The HPLC system (Waters Corporation, USA) equipped with Waters 515 HPLC pump, Waters 717 plus auto-sampler and Waters 2487 UV detector, interfaced with an IBM Pentium 4 personal computer was used. The separation was performed on a Symmetry C18 250 mm x 4.6 mm ID; 5 [micro]m column (Waters, USA) by maintaining the gradient flow rate at 0.75 ml/min of the mobile phase (Solution A; water:0-phosphoric acid 99.7:0.3 and Solution B; acetonitrile:methanol 75:25) and peaks were detected at 285 nm. Identification of compounds was performed on the basis of the retention time, co-injections, and spectral matching with standards. For the preparation of the calibration curve, standard stock solution of hesperidin was prepared in ethanol, filtered through 0.22 [micro]m filters (Millipore), and appropriately diluted (0.01-100 [micro]g/ml) to obtain the desired concentrations in the quantification range. The calibration graphs were plotted after linear regression of the peak areas versus concentrations (Fig. 1).

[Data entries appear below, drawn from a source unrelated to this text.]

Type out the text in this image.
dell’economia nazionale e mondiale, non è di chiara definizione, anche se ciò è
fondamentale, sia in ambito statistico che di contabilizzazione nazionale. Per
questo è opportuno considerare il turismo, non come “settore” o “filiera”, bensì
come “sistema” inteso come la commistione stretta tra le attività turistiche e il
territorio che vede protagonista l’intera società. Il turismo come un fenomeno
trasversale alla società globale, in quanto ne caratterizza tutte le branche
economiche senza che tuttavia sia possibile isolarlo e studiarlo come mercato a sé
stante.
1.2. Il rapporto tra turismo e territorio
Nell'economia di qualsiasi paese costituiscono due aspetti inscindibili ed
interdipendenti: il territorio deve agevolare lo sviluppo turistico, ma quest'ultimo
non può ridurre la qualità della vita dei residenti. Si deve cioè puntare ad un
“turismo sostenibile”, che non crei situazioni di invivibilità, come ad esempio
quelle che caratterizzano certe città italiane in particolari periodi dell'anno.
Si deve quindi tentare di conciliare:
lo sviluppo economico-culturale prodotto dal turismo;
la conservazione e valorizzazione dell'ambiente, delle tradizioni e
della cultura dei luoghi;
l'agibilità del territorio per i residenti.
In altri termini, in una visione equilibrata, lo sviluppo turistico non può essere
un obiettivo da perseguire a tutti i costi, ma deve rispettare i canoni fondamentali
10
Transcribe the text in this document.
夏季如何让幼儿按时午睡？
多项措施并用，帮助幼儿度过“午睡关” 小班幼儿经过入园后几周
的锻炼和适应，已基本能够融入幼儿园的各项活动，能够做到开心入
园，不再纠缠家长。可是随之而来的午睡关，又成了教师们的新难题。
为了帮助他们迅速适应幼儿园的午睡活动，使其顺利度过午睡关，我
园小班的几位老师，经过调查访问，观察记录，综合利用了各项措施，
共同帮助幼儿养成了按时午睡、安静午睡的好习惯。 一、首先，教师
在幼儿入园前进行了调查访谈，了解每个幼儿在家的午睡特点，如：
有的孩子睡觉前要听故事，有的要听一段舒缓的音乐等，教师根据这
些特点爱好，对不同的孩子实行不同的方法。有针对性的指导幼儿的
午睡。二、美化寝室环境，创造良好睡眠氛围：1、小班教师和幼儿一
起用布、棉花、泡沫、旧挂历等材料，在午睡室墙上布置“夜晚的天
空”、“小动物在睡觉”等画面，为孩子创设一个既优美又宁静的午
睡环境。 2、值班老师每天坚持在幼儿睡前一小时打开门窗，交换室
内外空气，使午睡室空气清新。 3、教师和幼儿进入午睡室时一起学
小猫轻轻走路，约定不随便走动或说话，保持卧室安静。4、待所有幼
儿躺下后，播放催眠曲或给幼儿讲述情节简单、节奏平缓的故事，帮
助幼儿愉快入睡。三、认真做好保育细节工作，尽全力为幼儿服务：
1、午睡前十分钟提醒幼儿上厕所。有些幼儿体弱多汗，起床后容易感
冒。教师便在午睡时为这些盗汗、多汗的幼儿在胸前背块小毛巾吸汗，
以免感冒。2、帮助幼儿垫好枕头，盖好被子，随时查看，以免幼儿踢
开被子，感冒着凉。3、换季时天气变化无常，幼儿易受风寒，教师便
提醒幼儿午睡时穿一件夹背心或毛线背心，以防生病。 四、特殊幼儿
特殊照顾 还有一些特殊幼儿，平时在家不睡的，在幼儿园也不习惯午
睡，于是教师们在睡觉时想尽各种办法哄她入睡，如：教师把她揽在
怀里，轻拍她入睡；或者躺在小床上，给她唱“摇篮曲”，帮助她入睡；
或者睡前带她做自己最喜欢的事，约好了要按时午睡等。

Sleep-wake profile and EEG delta activity were studied in 4 groups (n = 6 in each group) as follows: Gr-1, saline control; Gr-11, VW 100 mg/kg body weight; Gr-111, VW 200 mg/kg body weight; Gr-IV, VW 300 mg/kg body weight. Doses were selected from a previously reported study (Subhan et at. 2010). A single dose of VW was selected for the estimation of brain monoamines, which was most appropriate according to the effects of VW on sleep architecture (200 mg/kg body weight). VW root extract was dissolved in normal saline (2 ml/kg body weight) and rats were administered VW orally by force feeding. Diazepam (5 mg/kg body weight) group was used as a positive control.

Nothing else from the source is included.